Zhongyuan Bridge crossing the ravine

Given the density of population and commerce, Zhongyuan Rd. looks like a better choice for the subway than where it actually is. But then it would have to cross this bridge, which isn't strong enough.

What struck me is the thick accumulations of loess that are exposed at the sides of the park.



The cliffs range from about 5-10 m high, and consist of nearly vertical, fractured faces of silt. Presumably, they resulted from fracturing and successive block failures from the loess faces


When the loess faces collapse, they break into blocks, which themselves 
may further break down over time.

Henan province mainly lies within the great loess plain of China, where loess covers over 630 000 sq km of central China. Loess is composed of windblown silt particles in central China, but is coarser in the west, where it consists of windblown sand. In places along Huang He, the loess terraces rise above the river terrace level by up to 100 m.
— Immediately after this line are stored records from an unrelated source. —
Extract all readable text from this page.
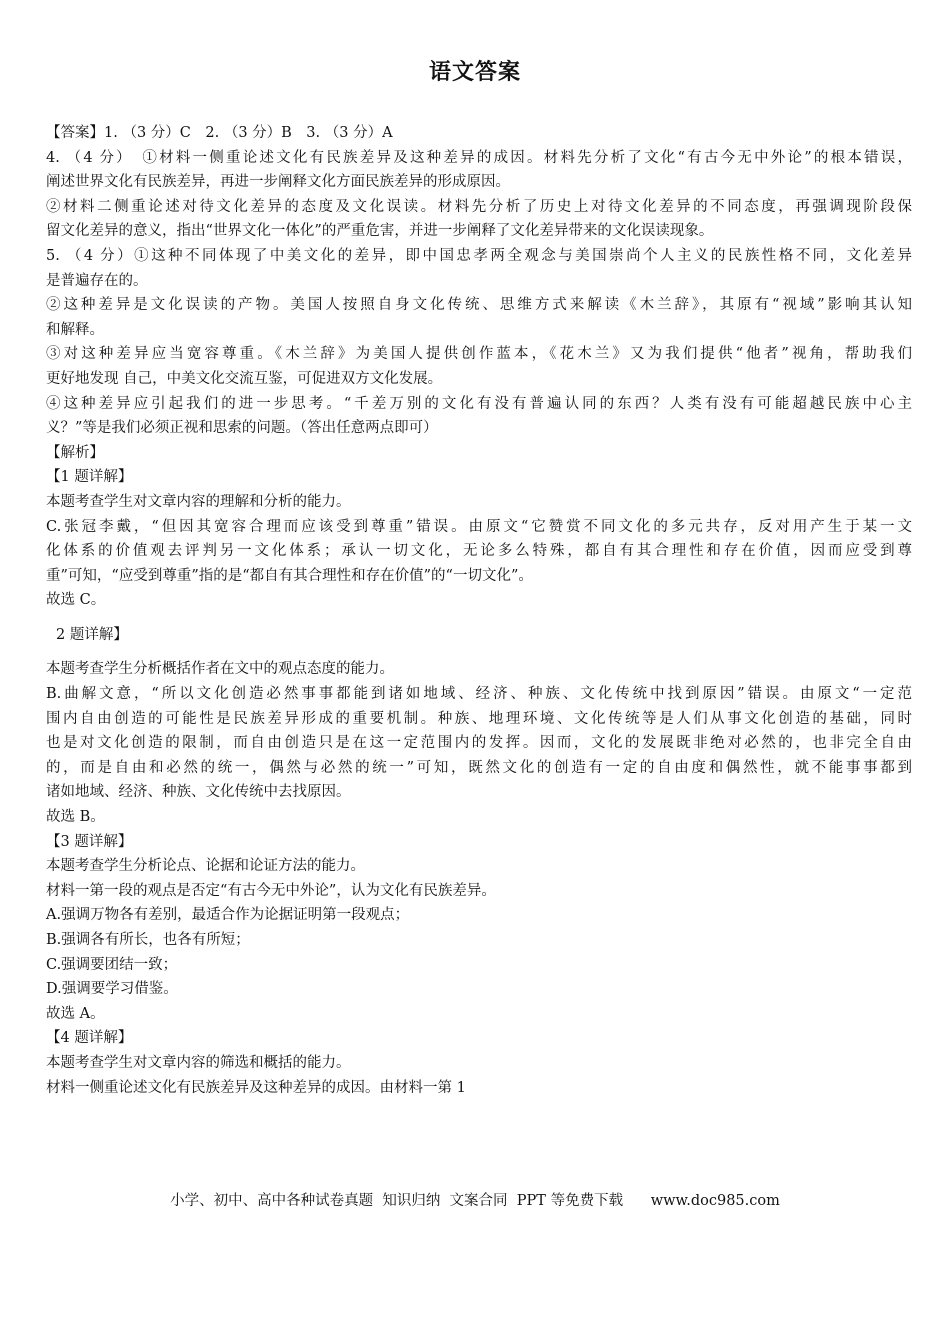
语文答案
【答案】1. （3 分）C　2. （3 分）B　3. （3 分）A
4. （4 分）　①材料一侧重论述文化有民族差异及这种差异的成因。材料先分析了文化“有古今无中外论”的根本错误，
阐述世界文化有民族差异，再进一步阐释文化方面民族差异的形成原因。
②材料二侧重论述对待文化差异的态度及文化误读。材料先分析了历史上对待文化差异的不同态度，再强调现阶段保
留文化差异的意义，指出“世界文化一体化”的严重危害，并进一步阐释了文化差异带来的文化误读现象。
5. （4 分）①这种不同体现了中美文化的差异，即中国忠孝两全观念与美国崇尚个人主义的民族性格不同，文化差异
是普遍存在的。
②这种差异是文化误读的产物。美国人按照自身文化传统、思维方式来解读《木兰辞》，其原有“视域”影响其认知
和解释。
③对这种差异应当宽容尊重。《木兰辞》为美国人提供创作蓝本，《花木兰》又为我们提供“他者”视角，帮助我们
更好地发现 自己，中美文化交流互鉴，可促进双方文化发展。
④这种差异应引起我们的进一步思考。“千差万别的文化有没有普遍认同的东西？人类有没有可能超越民族中心主
义？”等是我们必须正视和思索的问题。（答出任意两点即可）
【解析】
【1 题详解】
本题考查学生对文章内容的理解和分析的能力。
C.张冠李戴，“但因其宽容合理而应该受到尊重”错误。由原文“它赞赏不同文化的多元共存，反对用产生于某一文
化体系的价值观去评判另一文化体系；承认一切文化，无论多么特殊，都自有其合理性和存在价值，因而应受到尊
重”可知，“应受到尊重”指的是“都自有其合理性和存在价值”的“一切文化”。
故选 C。
2 题详解】
本题考查学生分析概括作者在文中的观点态度的能力。
B.曲解文意，“所以文化创造必然事事都能到诸如地域、经济、种族、文化传统中找到原因”错误。由原文“一定范
围内自由创造的可能性是民族差异形成的重要机制。种族、地理环境、文化传统等是人们从事文化创造的基础，同时
也是对文化创造的限制，而自由创造只是在这一定范围内的发挥。因而，文化的发展既非绝对必然的，也非完全自由
的，而是自由和必然的统一，偶然与必然的统一”可知，既然文化的创造有一定的自由度和偶然性，就不能事事都到
诸如地域、经济、种族、文化传统中去找原因。
故选 B。
【3 题详解】
本题考查学生分析论点、论据和论证方法的能力。
材料一第一段的观点是否定“有古今无中外论”，认为文化有民族差异。
A.强调万物各有差别，最适合作为论据证明第一段观点；
B.强调各有所长，也各有所短；
C.强调要团结一致；
D.强调要学习借鉴。
故选 A。
【4 题详解】
本题考查学生对文章内容的筛选和概括的能力。
材料一侧重论述文化有民族差异及这种差异的成因。由材料一第 1
小学、初中、高中各种试卷真题  知识归纳  文案合同  PPT 等免费下载      www.doc985.com
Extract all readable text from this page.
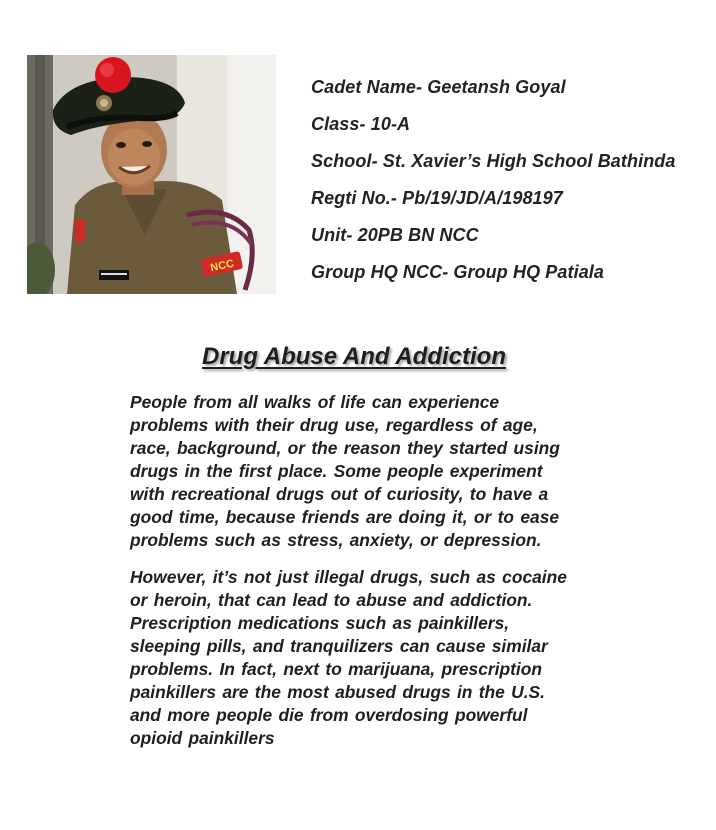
NCC
Cadet Name- Geetansh Goyal
Class- 10-A
School- St. Xavier’s High School Bathinda
Regti No.- Pb/19/JD/A/198197
Unit- 20PB BN NCC
Group HQ NCC- Group HQ Patiala
Drug Abuse And Addiction

People from all walks of life can experience problems with their drug use, regardless of age, race, background, or the reason they started using drugs in the first place. Some people experiment with recreational drugs out of curiosity, to have a good time, because friends are doing it, or to ease problems such as stress, anxiety, or depression.

However, it’s not just illegal drugs, such as cocaine or heroin, that can lead to abuse and addiction. Prescription medications such as painkillers, sleeping pills, and tranquilizers can cause similar problems. In fact, next to marijuana, prescription painkillers are the most abused drugs in the U.S. and more people die from overdosing powerful opioid painkillers
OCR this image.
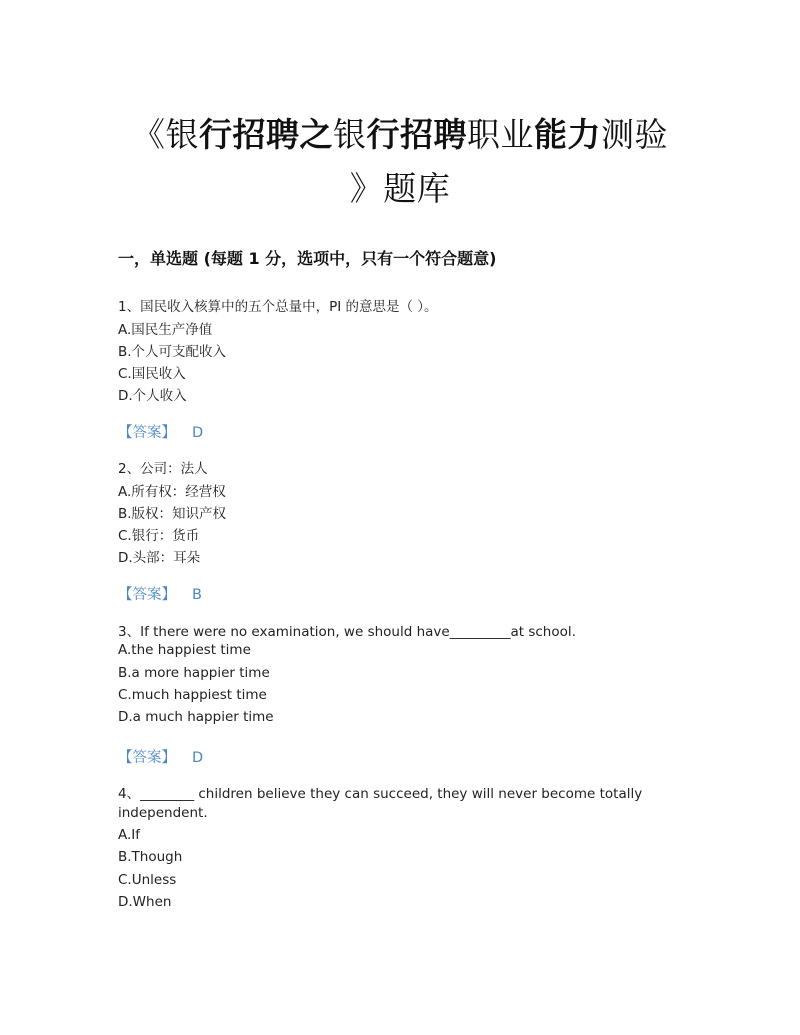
《银行招聘之银行招聘职业能力测验
》题库
一，单选题 (每题 1 分，选项中，只有一个符合题意)
1、国民收入核算中的五个总量中，PI 的意思是（ ）。
A.国民生产净值
B.个人可支配收入
C.国民收入
D.个人收入
【答案】 D
2、公司：法人
A.所有权：经营权
B.版权：知识产权
C.银行：货币
D.头部：耳朵
【答案】 B
3、If there were no examination, we should have_________at school.
A.the happiest time
B.a more happier time
C.much happiest time
D.a much happier time
【答案】 D
4、________ children believe they can succeed, they will never become totally
independent.
A.If
B.Though
C.Unless
D.When
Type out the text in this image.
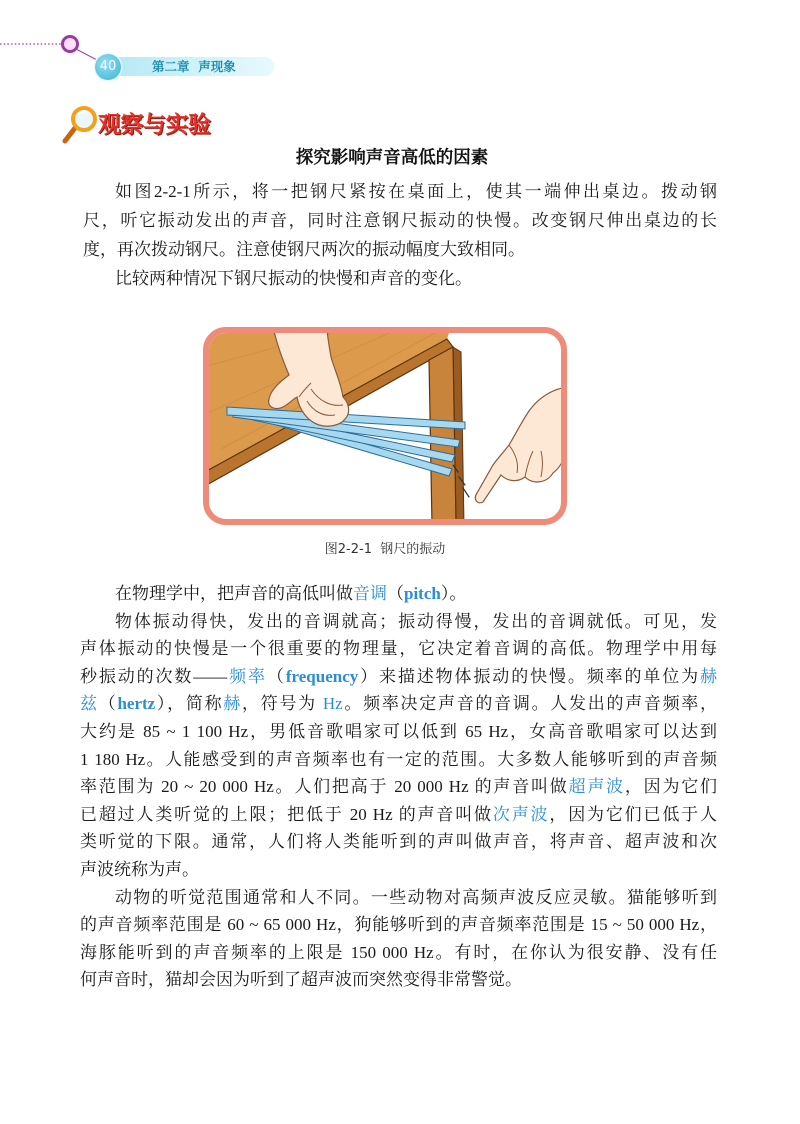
40	第二章  声现象
观察与实验
探究影响声音高低的因素
如图2-2-1所示，将一把钢尺紧按在桌面上，使其一端伸出桌边。拨动钢
尺，听它振动发出的声音，同时注意钢尺振动的快慢。改变钢尺伸出桌边的长
度，再次拨动钢尺。注意使钢尺两次的振动幅度大致相同。
比较两种情况下钢尺振动的快慢和声音的变化。
图2-2-1  钢尺的振动
在物理学中，把声音的高低叫做音调（pitch）。
物体振动得快，发出的音调就高；振动得慢，发出的音调就低。可见，发
声体振动的快慢是一个很重要的物理量，它决定着音调的高低。物理学中用每
秒振动的次数——频率（frequency）来描述物体振动的快慢。频率的单位为赫
兹（hertz），简称赫，符号为 Hz。频率决定声音的音调。人发出的声音频率，
大约是 85 ~ 1 100 Hz，男低音歌唱家可以低到 65 Hz，女高音歌唱家可以达到
1 180 Hz。人能感受到的声音频率也有一定的范围。大多数人能够听到的声音频
率范围为 20 ~ 20 000 Hz。人们把高于 20 000 Hz 的声音叫做超声波，因为它们
已超过人类听觉的上限；把低于 20 Hz 的声音叫做次声波，因为它们已低于人
类听觉的下限。通常，人们将人类能听到的声叫做声音，将声音、超声波和次
声波统称为声。
动物的听觉范围通常和人不同。一些动物对高频声波反应灵敏。猫能够听到
的声音频率范围是 60 ~ 65 000 Hz，狗能够听到的声音频率范围是 15 ~ 50 000 Hz，
海豚能听到的声音频率的上限是 150 000 Hz。有时，在你认为很安静、没有任
何声音时，猫却会因为听到了超声波而突然变得非常警觉。
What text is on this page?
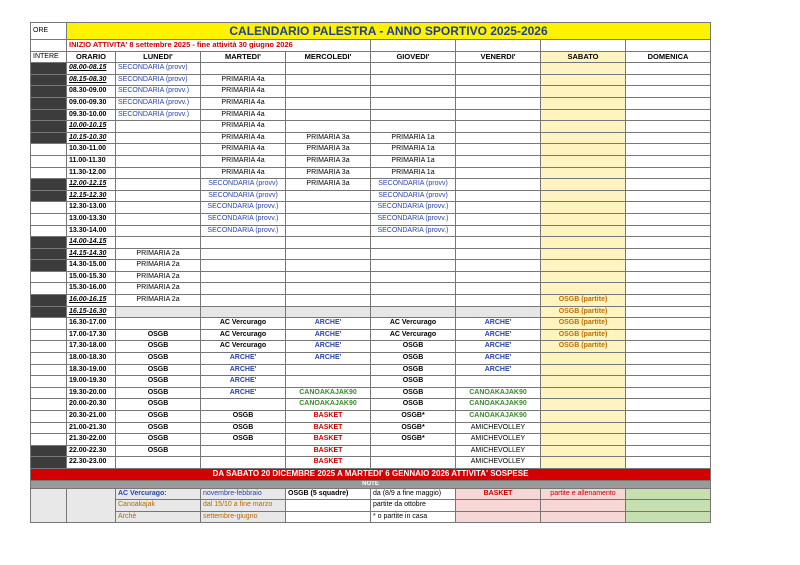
ORE	CALENDARIO PALESTRA - ANNO SPORTIVO 2025-2026							
	INIZIO ATTIVITA' 8 settembre 2025 - fine attività 30 giugno 2026							
INTERE	ORARIO	LUNEDI'	MARTEDI'	MERCOLEDI'	GIOVEDI'	VENERDI'	SABATO	DOMENICA
	08.00-08.15	SECONDARIA (provv)						
	08.15-08.30	SECONDARIA (provv)	PRIMARIA 4a					
	08.30-09.00	SECONDARIA (provv.)	PRIMARIA 4a					
	09.00-09.30	SECONDARIA (provv.)	PRIMARIA 4a					
	09.30-10.00	SECONDARIA (provv.)	PRIMARIA 4a					
	10.00-10.15		PRIMARIA 4a					
	10.15-10.30		PRIMARIA 4a	PRIMARIA 3a	PRIMARIA 1a			
	10.30-11.00		PRIMARIA 4a	PRIMARIA 3a	PRIMARIA 1a			
	11.00-11.30		PRIMARIA 4a	PRIMARIA 3a	PRIMARIA 1a			
	11.30-12.00		PRIMARIA 4a	PRIMARIA 3a	PRIMARIA 1a			
	12.00-12.15		SECONDARIA (provv)	PRIMARIA 3a	SECONDARIA (provv)			
	12.15-12.30		SECONDARIA (provv)		SECONDARIA (provv)			
	12.30-13.00		SECONDARIA (provv.)		SECONDARIA (provv.)			
	13.00-13.30		SECONDARIA (provv.)		SECONDARIA (provv.)			
	13.30-14.00		SECONDARIA (provv.)		SECONDARIA (provv.)			
	14.00-14.15							
	14.15-14.30	PRIMARIA 2a						
	14.30-15.00	PRIMARIA 2a						
	15.00-15.30	PRIMARIA 2a						
	15.30-16.00	PRIMARIA 2a						
	16.00-16.15	PRIMARIA 2a					OSGB (partite)	
	16.15-16.30						OSGB (partite)	
	16.30-17.00		AC Vercurago	ARCHE'	AC Vercurago	ARCHE'	OSGB (partite)	
	17.00-17.30	OSGB	AC Vercurago	ARCHE'	AC Vercurago	ARCHE'	OSGB (partite)	
	17.30-18.00	OSGB	AC Vercurago	ARCHE'	OSGB	ARCHE'	OSGB (partite)	
	18.00-18.30	OSGB	ARCHE'	ARCHE'	OSGB	ARCHE'		
	18.30-19.00	OSGB	ARCHE'		OSGB	ARCHE'		
	19.00-19.30	OSGB	ARCHE'		OSGB			
	19.30-20.00	OSGB	ARCHE'	CANOAKAJAK90	OSGB	CANOAKAJAK90		
	20.00-20.30	OSGB		CANOAKAJAK90	OSGB	CANOAKAJAK90		
	20.30-21.00	OSGB	OSGB	BASKET	OSGB*	CANOAKAJAK90		
	21.00-21.30	OSGB	OSGB	BASKET	OSGB*	AMICHEVOLLEY		
	21.30-22.00	OSGB	OSGB	BASKET	OSGB*	AMICHEVOLLEY		
	22.00-22.30	OSGB		BASKET		AMICHEVOLLEY		
	22.30-23.00			BASKET		AMICHEVOLLEY		
DA SABATO 20 DICEMBRE 2025 A MARTEDI' 6 GENNAIO 2026 ATTIVITA' SOSPESE								
NOTE								
		AC Vercurago:	novembre-febbraio	OSGB (5 squadre)	da (8/9 a fine maggio)	BASKET	partite e allenamento	
		Canoakajak	dal 15/10 a fine marzo		partite da ottobre			
		Archè	settembre-giugno		* o partite in casa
So the terraces in western Zhengzhou are not spectacular, but they are the only place within the city where I have seen them.

 


Fractures in the unconsolidated loess in Xiliuhugongyuan. 

Loess tends to be occur in dry climates, as moisture encourages plant growth which will bind the sediment together and prevent it from being transported by wind. Central China is fairly dry most of the year, with annual evaporation exceeding precipitation (Derbyshire, 1998). The majority of rain falls from July to September (it lasted well into October this year), and up to 40% of annual rainfall can happen in one day (which I can attest to, having experienced such days twice).